Rozdział 4

248 12 0
                                    

Wkrótce udało mi się wypakować wszystkie moje graty i znaleźć im nowe miejsce, znacznie przyjemniejsze niż kartonowe pudła. Zaczęłam też dużo swobodniej poruszać się nie tylko po domu, ale i po okolicy, zwiedzając ją i szukając najważniejszych punktów. W spożywczaku Sophia i Claire zawsze cieszyły się na mój widok, podpytując o to, jak mi się tu mieszka i jak planuję swoją przyszłość w Saguenay. Ja wypytałam je o to, co powinnam podarować solenizantce, ale zapewniły mnie, że nie muszę się niczym kłopotać – ta, jasne. Postanowiłam upiec jedno z moich wypasionych ciast, żeby chociaż tak wkupić się w łaski kobiety, której nie znałam. Podczas środowych zakupów słuchałam ploteczek o osobach, których w życiu nie widziałam na oczy, kiedy do sklepu wszedł mój wielki sąsiad. Nasze spojrzenia się spotkały i coś we mnie zaczęło się gotować.

-Dzień dobry – przywitał się z nami miękko i szybko odwrócił wzrok.

Bardzo chciałam sobie już stąd iść, ale Claire właśnie zaczęła jakiś turbo ciekawy wątek, więc zostałam zmuszona do wysłuchania nowości na jego temat. Odsunęłam się na bezpieczną odległość, kiedy mój sąsiad podszedł do lady.

-Ryanie Favreau, kochanieńki – zaczęła Sophia, kasując jego zakupy. - Florence mówiła, że ostatnio naprawiłeś jej pralkę, a ja mam taki sam model.

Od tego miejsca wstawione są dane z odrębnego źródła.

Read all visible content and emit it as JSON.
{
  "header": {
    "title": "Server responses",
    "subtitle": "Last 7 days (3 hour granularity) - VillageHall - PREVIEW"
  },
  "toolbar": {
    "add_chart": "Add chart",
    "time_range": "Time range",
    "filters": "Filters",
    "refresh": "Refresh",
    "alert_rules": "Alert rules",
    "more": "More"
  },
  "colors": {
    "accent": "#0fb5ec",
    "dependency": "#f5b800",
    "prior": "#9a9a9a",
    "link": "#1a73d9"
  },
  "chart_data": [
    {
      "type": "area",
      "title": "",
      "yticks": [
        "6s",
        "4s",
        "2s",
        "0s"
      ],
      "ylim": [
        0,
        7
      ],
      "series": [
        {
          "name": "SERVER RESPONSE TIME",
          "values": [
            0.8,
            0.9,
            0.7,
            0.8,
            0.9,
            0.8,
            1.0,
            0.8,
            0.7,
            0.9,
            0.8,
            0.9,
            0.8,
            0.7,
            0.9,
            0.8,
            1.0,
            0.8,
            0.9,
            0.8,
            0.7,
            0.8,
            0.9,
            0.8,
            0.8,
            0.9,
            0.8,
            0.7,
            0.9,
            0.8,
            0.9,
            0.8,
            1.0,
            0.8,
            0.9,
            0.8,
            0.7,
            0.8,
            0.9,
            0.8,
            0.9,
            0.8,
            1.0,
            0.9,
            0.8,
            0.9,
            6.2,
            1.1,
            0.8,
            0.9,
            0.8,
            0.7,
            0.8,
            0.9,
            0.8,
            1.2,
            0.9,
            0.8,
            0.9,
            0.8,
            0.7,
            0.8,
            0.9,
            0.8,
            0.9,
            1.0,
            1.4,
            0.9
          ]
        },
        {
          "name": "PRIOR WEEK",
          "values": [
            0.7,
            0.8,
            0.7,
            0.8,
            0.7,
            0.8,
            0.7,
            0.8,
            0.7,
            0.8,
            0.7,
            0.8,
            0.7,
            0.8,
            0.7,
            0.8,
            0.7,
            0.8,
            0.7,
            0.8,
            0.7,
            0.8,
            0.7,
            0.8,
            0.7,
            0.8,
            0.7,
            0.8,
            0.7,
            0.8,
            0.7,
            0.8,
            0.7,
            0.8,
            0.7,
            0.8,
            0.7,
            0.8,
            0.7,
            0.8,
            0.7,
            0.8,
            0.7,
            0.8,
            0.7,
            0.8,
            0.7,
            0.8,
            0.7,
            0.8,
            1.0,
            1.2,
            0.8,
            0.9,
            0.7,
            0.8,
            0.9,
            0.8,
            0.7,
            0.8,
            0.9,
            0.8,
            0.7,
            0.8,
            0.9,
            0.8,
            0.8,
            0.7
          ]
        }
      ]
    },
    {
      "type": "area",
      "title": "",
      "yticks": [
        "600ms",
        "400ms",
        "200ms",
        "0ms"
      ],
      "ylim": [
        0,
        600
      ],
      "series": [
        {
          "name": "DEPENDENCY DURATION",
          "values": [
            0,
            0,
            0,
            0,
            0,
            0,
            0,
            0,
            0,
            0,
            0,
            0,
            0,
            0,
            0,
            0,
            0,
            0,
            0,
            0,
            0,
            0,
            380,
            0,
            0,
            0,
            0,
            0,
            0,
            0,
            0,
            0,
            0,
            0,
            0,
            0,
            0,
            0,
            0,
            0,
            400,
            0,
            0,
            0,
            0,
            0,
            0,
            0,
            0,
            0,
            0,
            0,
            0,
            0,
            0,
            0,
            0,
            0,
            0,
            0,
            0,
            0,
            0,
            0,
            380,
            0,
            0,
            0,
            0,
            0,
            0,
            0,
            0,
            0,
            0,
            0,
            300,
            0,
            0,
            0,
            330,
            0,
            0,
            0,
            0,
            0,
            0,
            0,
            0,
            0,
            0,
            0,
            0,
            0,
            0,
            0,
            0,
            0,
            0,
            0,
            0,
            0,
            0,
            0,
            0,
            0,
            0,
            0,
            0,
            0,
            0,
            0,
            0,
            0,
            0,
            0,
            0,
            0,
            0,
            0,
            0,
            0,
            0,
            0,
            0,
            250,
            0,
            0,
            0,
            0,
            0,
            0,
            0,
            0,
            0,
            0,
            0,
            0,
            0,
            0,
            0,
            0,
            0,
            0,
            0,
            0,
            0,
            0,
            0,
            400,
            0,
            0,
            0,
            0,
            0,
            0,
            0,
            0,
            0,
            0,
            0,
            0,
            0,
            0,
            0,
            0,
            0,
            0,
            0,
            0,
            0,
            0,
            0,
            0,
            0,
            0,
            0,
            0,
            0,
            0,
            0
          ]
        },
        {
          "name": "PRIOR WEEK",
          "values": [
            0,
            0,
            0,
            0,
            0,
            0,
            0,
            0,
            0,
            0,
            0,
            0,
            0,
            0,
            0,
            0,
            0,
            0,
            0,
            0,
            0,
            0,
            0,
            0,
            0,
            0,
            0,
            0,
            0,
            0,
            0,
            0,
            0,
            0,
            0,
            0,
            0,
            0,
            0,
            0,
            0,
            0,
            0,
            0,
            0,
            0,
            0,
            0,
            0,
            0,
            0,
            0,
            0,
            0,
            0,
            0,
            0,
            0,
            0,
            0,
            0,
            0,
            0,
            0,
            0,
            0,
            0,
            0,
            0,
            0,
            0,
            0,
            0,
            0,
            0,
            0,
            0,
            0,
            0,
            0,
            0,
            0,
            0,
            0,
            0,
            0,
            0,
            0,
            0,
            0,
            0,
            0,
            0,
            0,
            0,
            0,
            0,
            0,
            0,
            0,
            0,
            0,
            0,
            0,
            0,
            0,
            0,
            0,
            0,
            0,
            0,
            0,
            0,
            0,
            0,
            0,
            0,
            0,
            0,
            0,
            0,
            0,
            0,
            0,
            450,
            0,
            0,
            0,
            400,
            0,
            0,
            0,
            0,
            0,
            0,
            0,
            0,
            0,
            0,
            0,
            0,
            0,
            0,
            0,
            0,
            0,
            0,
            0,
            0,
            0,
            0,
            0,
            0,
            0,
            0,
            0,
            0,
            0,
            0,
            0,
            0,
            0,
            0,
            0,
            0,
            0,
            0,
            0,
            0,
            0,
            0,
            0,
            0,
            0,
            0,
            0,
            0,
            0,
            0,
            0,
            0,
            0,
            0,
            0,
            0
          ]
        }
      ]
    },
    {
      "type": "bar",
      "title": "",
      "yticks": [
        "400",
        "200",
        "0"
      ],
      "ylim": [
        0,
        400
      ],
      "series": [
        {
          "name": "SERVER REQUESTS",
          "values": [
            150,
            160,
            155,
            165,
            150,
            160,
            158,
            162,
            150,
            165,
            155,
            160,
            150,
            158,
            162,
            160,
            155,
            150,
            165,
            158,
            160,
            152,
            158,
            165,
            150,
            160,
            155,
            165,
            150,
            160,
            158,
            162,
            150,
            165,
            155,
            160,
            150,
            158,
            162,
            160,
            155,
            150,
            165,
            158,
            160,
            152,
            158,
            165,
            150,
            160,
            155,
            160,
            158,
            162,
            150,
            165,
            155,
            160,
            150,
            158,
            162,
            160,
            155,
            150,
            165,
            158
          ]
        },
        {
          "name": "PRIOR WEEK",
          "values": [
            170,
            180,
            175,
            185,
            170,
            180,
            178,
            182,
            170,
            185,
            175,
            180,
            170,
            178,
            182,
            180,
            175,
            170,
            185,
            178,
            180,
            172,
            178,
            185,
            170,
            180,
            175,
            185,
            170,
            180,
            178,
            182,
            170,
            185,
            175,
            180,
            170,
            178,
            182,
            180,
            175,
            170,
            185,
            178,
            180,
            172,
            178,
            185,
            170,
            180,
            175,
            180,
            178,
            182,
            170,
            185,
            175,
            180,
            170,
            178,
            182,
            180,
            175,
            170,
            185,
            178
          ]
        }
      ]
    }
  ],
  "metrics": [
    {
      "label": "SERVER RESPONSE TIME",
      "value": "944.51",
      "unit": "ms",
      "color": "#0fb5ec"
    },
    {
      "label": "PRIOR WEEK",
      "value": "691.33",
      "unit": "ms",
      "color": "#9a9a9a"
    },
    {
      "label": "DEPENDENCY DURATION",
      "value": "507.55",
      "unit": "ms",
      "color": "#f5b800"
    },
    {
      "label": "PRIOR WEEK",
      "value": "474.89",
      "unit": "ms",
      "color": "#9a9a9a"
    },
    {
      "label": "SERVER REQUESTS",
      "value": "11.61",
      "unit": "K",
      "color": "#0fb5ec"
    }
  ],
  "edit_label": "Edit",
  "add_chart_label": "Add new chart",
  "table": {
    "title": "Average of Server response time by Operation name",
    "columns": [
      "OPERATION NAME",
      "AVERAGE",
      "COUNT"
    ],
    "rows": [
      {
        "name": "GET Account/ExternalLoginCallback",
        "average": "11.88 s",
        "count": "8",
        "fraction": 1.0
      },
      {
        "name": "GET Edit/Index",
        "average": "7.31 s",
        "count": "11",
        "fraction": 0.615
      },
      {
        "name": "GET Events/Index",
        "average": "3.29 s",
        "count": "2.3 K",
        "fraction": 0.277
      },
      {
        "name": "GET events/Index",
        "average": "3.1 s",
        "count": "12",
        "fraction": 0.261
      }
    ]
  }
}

Coś zaczęło mi w niej dziwnie stukać i to może być to samo, co u Florence. Mógłbyś na to zerknąć, jeśli znajdziesz chwilę?

-Nie ma problemu – uśmiechnął się do kobiety, pakując zakupy.

-Ryan to nasza złota rączka – zwróciła się do mnie Claire, puszczając przy tym oczko. - I do tego jest taki pomocny!

-Zauważyłam – mruknęłam. - Muszę lecieć, zobaczymy się później.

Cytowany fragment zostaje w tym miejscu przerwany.